2 risposte a “Quaresima, per vivere”

  1. Francesca Vittoria vicentini ha detto:

    Questa è una Quaresima autentica, il sacrificio ci sta davanti, e la pandemia costringe a fare scelte a impegnare cuore e sentimenti nei rapporti con il prossimo. Non si tratta più di pratica devozionale soltanto ma ci viene chiesto partecipazione, condivisione in quello che significa dare di se stessi,. Non è più per sottostare a un predicato della religione devozionale, e se così fosse sarebbe oggi da farisei, e ci si domanda come si può pensare di potersi divertire quando ci sono ospedali affollati, file di persone in paziente attesa di interventi medici; come dovrebbe essere per chi ricopre cariche istituzionionali impegnarsi a farsi utile servitore Esclusivamente per il bene del Paese. Il pregare Dio, ha questo significato l’aiuto e per essere capaci del medesimo verso quel prossimo che ci sta accanto, o più lontano, il digiuno assume altra forma di rinuncia che sappiamo solo noi e lo Spirito che lo ispira.

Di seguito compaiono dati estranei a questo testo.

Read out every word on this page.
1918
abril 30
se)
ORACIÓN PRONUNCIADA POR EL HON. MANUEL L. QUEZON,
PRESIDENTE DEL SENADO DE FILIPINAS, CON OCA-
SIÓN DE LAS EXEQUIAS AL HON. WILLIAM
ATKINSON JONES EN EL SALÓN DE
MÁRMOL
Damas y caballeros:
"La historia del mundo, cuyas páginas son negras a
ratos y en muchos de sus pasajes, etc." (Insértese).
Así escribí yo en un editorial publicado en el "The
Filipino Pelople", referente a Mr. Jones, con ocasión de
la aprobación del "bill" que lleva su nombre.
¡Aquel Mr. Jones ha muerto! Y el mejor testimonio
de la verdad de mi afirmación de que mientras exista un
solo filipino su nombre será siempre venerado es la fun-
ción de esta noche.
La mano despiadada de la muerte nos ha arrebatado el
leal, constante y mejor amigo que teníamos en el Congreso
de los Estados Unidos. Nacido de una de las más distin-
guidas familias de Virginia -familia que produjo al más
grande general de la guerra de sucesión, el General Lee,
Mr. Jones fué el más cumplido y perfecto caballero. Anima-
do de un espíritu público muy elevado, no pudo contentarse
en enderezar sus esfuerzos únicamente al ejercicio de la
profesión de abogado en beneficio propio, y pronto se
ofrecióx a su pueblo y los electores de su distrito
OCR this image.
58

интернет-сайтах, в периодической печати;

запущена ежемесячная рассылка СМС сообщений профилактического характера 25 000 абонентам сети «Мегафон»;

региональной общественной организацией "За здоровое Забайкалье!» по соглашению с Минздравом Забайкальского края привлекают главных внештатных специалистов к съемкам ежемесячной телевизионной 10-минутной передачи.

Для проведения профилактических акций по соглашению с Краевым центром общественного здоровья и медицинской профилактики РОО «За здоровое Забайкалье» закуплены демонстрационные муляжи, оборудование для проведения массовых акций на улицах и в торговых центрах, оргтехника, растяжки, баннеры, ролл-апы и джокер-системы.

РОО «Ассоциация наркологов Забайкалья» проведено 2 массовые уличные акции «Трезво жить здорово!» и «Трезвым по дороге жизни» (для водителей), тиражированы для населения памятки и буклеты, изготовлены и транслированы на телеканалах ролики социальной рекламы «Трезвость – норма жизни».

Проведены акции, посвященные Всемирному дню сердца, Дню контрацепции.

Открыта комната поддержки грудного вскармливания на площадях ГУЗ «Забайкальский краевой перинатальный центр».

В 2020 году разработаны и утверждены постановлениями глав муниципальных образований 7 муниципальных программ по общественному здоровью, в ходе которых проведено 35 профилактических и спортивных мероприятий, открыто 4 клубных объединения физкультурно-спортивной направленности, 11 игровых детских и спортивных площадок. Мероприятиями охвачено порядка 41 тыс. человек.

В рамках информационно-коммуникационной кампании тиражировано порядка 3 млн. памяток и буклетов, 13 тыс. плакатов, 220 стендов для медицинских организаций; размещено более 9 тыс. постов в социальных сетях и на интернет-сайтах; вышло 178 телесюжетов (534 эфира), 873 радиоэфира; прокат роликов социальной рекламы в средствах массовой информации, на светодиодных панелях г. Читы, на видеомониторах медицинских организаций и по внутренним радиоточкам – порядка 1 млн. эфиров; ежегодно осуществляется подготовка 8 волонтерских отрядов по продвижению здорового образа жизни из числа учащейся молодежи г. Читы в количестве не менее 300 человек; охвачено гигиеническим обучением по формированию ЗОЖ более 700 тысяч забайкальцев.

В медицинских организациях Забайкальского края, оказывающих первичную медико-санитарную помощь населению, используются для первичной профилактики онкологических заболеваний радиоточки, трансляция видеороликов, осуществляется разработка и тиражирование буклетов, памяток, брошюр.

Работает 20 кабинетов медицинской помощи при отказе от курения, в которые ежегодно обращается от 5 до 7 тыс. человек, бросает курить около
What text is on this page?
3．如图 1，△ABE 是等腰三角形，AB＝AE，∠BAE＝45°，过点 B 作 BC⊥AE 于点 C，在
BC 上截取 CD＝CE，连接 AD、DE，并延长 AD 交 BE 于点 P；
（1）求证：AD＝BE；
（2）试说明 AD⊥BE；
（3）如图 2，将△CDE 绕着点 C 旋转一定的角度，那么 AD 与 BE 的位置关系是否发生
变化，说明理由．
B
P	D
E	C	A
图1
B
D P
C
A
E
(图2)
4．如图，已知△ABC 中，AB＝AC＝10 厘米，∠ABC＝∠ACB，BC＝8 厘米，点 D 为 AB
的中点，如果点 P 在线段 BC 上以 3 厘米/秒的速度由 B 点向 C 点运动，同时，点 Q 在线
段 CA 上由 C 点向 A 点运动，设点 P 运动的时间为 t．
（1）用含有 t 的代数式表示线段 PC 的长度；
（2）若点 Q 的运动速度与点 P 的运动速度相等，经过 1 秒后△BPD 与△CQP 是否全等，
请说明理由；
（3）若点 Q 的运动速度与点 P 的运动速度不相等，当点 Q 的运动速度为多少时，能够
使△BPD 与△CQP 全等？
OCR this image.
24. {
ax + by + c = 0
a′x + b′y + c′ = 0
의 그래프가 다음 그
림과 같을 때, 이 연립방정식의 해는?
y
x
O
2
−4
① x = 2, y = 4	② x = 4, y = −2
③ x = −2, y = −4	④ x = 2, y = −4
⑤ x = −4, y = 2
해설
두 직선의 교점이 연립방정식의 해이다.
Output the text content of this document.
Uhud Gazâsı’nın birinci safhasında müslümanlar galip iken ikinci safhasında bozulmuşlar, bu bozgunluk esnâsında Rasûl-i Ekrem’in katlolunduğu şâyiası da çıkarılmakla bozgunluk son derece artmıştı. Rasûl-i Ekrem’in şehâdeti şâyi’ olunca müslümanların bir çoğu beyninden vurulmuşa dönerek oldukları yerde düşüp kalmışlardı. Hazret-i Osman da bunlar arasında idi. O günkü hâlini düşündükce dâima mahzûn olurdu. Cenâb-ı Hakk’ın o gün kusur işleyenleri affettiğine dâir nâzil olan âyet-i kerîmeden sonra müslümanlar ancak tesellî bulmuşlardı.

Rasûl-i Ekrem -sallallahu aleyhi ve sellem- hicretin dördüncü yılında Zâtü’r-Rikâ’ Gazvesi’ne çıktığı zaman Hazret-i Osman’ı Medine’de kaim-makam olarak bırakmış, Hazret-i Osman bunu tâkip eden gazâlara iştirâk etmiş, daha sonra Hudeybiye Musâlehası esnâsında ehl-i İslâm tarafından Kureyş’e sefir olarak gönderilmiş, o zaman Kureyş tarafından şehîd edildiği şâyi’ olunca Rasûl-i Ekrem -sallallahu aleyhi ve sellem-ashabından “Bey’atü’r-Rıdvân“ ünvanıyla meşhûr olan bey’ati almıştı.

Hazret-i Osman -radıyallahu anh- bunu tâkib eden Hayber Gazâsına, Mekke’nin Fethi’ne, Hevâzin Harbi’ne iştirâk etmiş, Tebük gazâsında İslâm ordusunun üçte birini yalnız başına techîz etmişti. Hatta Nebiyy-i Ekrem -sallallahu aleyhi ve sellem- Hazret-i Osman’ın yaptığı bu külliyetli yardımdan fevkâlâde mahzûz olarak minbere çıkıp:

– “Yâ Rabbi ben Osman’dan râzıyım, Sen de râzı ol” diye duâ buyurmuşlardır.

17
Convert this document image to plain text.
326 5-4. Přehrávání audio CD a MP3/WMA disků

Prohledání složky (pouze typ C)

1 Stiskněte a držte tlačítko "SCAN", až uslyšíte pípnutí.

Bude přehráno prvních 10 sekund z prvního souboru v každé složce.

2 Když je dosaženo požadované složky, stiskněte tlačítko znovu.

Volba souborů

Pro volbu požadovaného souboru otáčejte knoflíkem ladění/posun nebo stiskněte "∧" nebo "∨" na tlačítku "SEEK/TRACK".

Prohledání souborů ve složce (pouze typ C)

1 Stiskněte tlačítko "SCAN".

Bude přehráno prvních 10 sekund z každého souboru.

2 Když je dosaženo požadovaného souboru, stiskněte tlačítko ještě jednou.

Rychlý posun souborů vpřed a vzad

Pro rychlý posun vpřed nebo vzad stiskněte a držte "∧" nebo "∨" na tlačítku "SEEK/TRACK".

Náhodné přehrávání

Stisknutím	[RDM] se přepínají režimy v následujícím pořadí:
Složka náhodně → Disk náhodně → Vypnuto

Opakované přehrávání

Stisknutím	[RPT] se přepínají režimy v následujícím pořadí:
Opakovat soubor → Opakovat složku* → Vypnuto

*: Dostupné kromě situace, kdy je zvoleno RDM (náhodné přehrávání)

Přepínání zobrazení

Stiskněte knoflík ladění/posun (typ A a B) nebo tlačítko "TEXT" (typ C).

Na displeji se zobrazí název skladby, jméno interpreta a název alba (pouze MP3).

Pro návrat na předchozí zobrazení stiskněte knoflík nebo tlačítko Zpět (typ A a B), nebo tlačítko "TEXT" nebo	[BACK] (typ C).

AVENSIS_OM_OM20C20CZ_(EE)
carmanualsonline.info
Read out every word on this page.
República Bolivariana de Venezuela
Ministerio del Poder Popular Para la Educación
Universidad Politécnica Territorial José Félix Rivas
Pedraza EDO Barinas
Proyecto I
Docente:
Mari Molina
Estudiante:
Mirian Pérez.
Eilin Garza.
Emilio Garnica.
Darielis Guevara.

  2. Paola Buscicchio ha detto:

    La Quaresima, un tempo di grazia per la Chiesa.
    Il vento dello Spirito soffia e sospinge la Chiesa verso nuovi orizzonti.
    Questo tempo ci è dato per ritrovare qualcosa che abbiamo perduto cioè la novità del Vangelo.
    La buona notizia attende di essere proclamata in tutti i confini del mondo e siamo noi i messaggeri scelti per questo.
    Il messaggio: Convertitevi e credete al Vangelo deve abitare ogni cuore.
    Lasciamo che questo tempo faccia maturare in noi i frutti della conversione e la Parola potrà scendere ad abitare il centro di noi stessi.
    Centrati sulla Parola saremo in grado di solcare poi il grande mare dell’incontro con Dio.